Je n’ai aucun talent pour chanter et comme musicien encore moins, je ne suis même pas capable de jouer des cuillères musicales.  


Plus grande fierté ?

C’est sans aucun doute que ma mère et mon père étaient fiers de moi. 


Ton premier emploi ?

Plus jeune, durant l’été, je travaillais à la ferme familiale. J’adorais nettoyer l’enclos des animaux, traire les vaches à la main et conduire le tracteur. 


Le premier repas que tu as fait pour ta future épouse ?

Je demeurais en appartement à Longueuil. J’avais préparé pour Lise un macaroni au fromage, mais j’avais oublié de mettre les nouilles dans l’eau. Résultat : des pâtes dures comme de la roche.  


Ta première voiture ?

Avant de signer mon contrat avec les Remparts de Québec junior, je me promenais à vélo, car je n’avais pas de voiture jusqu’au jour où les Remparts m’ont fourni une Buick Le Sabre. 


As-tu toujours aimé les chiens ? 

Au début de ma carrière avec le Canadien, j’ai loué une maison de ville à L’Île-des-Sœurs. Ils m’ont avisé que c’était mon chien ou moi qui devait quitter. J’ai quitté avec mon chien.  


Le nom de ta première équipe ?

À ma première année, j’évoluais dans les catégories moustique, pee-wee et bantam de Thurso.
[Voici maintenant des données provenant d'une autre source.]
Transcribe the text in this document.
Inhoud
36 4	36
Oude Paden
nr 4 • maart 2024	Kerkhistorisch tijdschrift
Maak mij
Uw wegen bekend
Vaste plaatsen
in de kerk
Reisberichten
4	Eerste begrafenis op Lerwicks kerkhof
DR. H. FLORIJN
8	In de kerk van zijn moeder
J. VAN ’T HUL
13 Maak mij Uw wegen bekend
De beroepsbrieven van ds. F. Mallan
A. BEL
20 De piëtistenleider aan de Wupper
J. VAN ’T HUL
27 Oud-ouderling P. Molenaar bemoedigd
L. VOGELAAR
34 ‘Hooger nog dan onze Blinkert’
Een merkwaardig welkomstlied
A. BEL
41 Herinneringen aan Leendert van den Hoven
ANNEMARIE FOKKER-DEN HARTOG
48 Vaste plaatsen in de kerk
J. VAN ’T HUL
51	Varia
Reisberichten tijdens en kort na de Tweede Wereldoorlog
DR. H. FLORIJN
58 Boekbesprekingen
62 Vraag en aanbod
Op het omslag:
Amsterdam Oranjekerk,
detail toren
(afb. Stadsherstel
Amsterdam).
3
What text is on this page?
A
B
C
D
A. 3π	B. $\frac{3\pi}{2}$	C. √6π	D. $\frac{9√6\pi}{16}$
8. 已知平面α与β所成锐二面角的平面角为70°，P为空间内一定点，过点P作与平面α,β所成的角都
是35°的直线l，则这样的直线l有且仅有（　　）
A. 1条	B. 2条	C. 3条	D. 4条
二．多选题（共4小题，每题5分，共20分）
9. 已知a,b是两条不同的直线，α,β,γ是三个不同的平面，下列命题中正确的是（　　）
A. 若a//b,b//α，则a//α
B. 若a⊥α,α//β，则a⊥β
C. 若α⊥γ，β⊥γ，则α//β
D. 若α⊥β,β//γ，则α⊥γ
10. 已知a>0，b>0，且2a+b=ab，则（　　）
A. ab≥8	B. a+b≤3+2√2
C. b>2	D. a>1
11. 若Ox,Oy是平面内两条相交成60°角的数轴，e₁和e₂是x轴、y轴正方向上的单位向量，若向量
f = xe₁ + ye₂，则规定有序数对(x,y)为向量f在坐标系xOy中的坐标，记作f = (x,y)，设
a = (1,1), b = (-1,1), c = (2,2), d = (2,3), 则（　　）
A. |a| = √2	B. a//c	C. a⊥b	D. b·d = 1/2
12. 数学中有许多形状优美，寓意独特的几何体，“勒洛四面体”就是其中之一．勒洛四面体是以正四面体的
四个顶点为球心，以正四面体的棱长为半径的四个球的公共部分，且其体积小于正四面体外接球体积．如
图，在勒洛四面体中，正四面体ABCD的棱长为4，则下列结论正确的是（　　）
Ville préférée aux États-Unis ?

Los Angeles, avec ses magnifiques restos que Claude Quenneville, descripteur des matchs du Canadien, l’acteur québécois Donald Pilon et moi découvrions.


Mets préféré ?

J’aime bien déguster un bon repas italien et les mets québécois du temps des Fêtes. 


As-tu aimé ton expérience comme restaurateur ?

Oui, mais je trouvais cela malheureux ne pas pouvoir être présent tous les soirs pour accueillir la clientèle. 


Moment précieux de détente ?

Avec un grand rire : chez le barbier Menick à 6 heures du matin, alors que je m’amuse à discuter de tout et de rien avec lui. 


L’influence de ton père ?

Lorsque je le voyais assis au bord de la bande près du filet, au Forum, son regard vers moi pendant une pause était ma plus grande source de motivation. 


Crois-tu succéder à Maurice Richard et Jean Béliveau ? 

Je n’ai jamais succédé à Maurice Richard ni à Jean Béliveau. C’est plutôt un privilège pour moi de faire partie de ce trio. 


La ville de Québec représente quoi pour toi ?

Québec, c’est ma deuxième maison. Ma participation au tournoi pee-wee, gagner la coupe Memorial, ma rencontre avec Lise, qui allait plus tard devenir mon épouse, et l’endroit où j’ai terminé ma carrière.